A decision by Pakistan to appoint a former diplomat as its ambassador to the United Nations has sparked criticism over his alleged involvement in a domestic violence dispute in 2002.
Munir Akram “has been appointed as Permanent Representative of Pakistan to the United Nations in New York, in place of Dr. Maleeha Lodhi,” the country’s ministry of foreign affairs said in a statement late Monday.
Akram served a previous stint in the post from 2002 to 2008. But in January 2003 the United States asked Pakistan to waive Akram’s diplomatic immunity so that he could be prosecuted on assault charges.
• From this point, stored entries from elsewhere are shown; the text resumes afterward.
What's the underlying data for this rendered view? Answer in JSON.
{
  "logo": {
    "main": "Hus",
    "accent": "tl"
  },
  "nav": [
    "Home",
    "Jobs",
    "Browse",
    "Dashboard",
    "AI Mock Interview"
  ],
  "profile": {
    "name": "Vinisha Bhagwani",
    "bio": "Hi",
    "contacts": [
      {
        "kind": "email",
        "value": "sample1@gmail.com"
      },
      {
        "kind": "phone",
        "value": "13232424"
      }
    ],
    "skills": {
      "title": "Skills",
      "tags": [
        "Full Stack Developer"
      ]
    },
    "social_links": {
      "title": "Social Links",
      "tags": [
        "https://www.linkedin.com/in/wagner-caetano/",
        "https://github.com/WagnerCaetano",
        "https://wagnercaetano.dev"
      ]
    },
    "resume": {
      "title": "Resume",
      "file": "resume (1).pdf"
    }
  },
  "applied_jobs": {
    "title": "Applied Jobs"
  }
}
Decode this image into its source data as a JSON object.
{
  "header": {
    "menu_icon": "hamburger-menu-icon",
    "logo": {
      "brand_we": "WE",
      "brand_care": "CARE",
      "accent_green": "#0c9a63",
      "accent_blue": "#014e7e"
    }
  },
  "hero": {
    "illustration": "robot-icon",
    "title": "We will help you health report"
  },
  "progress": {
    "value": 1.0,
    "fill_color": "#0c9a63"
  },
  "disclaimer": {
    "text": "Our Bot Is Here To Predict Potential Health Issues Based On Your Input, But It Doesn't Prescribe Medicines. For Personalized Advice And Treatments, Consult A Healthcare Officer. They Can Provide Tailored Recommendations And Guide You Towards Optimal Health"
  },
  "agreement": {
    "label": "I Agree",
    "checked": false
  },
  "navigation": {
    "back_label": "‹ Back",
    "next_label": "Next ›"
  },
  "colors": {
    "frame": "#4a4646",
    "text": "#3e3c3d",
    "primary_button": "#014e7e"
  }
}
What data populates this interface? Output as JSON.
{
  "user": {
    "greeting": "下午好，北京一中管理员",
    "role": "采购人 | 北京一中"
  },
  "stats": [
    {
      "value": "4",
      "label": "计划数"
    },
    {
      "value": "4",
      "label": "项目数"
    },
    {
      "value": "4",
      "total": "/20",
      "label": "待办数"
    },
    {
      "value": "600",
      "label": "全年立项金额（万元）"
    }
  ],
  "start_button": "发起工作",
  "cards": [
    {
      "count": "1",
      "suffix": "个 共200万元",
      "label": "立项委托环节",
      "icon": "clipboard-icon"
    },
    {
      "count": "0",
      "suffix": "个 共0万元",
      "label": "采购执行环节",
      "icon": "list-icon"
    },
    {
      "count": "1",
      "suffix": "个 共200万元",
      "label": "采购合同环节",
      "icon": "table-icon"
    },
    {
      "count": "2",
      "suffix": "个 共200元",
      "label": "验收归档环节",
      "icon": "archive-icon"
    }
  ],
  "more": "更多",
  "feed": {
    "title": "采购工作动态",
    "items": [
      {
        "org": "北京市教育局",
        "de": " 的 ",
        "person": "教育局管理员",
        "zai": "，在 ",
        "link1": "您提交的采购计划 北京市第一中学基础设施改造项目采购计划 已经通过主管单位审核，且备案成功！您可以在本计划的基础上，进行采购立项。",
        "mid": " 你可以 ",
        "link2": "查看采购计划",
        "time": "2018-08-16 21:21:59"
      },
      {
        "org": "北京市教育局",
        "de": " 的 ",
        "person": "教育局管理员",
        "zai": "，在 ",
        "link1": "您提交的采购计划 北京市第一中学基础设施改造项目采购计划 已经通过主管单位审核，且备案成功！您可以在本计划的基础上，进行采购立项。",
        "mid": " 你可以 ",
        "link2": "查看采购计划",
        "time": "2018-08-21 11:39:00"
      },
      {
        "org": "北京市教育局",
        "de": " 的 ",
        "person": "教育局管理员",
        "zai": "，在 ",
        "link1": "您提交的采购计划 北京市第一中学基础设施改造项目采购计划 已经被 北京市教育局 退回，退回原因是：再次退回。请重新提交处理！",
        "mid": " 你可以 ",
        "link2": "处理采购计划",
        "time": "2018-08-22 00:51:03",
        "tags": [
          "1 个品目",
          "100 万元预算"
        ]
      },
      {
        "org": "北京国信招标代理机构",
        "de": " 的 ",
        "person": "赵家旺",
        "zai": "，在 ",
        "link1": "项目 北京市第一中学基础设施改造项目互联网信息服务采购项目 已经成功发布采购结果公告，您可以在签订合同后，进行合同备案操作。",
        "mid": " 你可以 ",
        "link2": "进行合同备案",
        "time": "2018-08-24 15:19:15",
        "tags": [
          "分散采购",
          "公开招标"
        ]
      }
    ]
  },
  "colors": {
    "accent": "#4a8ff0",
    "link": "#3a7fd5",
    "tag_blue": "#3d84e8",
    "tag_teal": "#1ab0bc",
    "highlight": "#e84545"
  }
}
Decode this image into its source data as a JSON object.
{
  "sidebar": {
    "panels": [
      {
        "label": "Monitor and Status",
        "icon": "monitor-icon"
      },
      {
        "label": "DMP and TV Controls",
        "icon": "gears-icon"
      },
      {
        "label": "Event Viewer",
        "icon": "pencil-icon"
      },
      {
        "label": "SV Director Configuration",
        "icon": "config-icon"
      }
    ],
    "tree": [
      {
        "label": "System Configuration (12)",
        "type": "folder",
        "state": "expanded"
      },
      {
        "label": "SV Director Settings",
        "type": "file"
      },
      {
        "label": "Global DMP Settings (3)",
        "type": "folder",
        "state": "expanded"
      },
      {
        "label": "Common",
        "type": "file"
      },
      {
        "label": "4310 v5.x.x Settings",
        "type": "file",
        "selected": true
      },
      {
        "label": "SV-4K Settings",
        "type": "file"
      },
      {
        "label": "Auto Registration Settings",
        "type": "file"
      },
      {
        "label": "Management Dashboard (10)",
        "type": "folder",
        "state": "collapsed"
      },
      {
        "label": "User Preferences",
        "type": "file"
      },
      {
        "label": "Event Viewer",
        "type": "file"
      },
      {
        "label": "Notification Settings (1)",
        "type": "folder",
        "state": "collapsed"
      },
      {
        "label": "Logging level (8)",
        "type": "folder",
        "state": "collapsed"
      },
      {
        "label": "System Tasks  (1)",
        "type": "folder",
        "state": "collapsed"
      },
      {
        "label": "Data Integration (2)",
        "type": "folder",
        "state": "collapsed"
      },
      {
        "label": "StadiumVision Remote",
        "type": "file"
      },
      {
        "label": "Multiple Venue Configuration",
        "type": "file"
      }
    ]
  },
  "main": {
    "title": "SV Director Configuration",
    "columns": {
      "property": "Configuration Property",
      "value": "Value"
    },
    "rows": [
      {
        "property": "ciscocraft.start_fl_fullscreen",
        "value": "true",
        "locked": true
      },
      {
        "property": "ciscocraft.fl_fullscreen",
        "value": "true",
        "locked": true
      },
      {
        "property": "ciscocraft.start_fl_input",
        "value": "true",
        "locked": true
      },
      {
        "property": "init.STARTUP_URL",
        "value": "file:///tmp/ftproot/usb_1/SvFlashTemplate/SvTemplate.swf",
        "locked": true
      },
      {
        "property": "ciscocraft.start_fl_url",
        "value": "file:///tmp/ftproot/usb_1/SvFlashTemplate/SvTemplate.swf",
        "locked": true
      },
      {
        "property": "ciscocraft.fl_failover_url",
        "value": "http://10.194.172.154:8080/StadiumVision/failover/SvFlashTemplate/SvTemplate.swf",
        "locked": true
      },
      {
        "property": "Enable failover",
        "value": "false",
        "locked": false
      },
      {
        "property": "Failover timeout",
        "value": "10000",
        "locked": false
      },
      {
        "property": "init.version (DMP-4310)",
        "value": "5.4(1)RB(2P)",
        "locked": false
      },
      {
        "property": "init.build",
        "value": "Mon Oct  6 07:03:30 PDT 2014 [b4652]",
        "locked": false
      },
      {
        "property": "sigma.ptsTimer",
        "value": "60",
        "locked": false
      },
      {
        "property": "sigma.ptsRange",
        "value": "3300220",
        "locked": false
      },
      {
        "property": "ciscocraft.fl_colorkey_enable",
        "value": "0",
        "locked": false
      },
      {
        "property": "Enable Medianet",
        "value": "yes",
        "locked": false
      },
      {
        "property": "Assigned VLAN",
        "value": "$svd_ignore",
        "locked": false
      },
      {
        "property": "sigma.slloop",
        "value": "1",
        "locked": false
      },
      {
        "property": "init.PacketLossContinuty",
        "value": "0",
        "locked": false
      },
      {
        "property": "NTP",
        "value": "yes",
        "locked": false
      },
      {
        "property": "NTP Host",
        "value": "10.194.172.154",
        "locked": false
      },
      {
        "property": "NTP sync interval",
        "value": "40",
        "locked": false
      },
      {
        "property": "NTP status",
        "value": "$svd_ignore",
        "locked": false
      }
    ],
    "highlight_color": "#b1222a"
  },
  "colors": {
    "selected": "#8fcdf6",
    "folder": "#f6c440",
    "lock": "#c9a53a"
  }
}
According to press reports, New York police were called to Akram’s home on Dec. 10, 2002 by a woman who alleged the envoy had beaten her. The woman told police dispatchers that the envoy had smashed her head into a wall, that her arm hurt and that he had hit her before, according to the newspaper accounts.
The case could have had potentially embarrassing diplomatic ramifications.
At the time, Pakistan was a key U.S. ally in the war on terror, and had just taken up a seat on the U.N. Security Council, which was then considering whether to authorize military action against Iraq. Akram, who enjoys full diplomatic immunity, was never charged.
Even so his return to the post ignited a swift backlash on Tuesday, mostly from women angered over the decision. “In the age of #MeToo, the appointment… sends absolutely the wrong message to Pakistan men AND women; being a domestic violence perpetrator will earn you not just protection from the government but also not harm your career,” wrote feminist author Bina Shah in a statement posted on Twitter.
Others decried Akram’s age—he is in his 70s—and his hawkishness over Pakistan’s arch-rival India, with Pakistani media suggesting that his appointment hints at a new, more aggressive policy by Islamabad over the disputed region of Kashmir.
Tensions between the nuclear-armed rivals are high after New Delhi in August moved to strip its portion of Kashmir of its autonomy. However many also praised him as a seasoned diplomat who would take up the role just as Pakistan is trying to rally the international community to challenge India over Kashmir.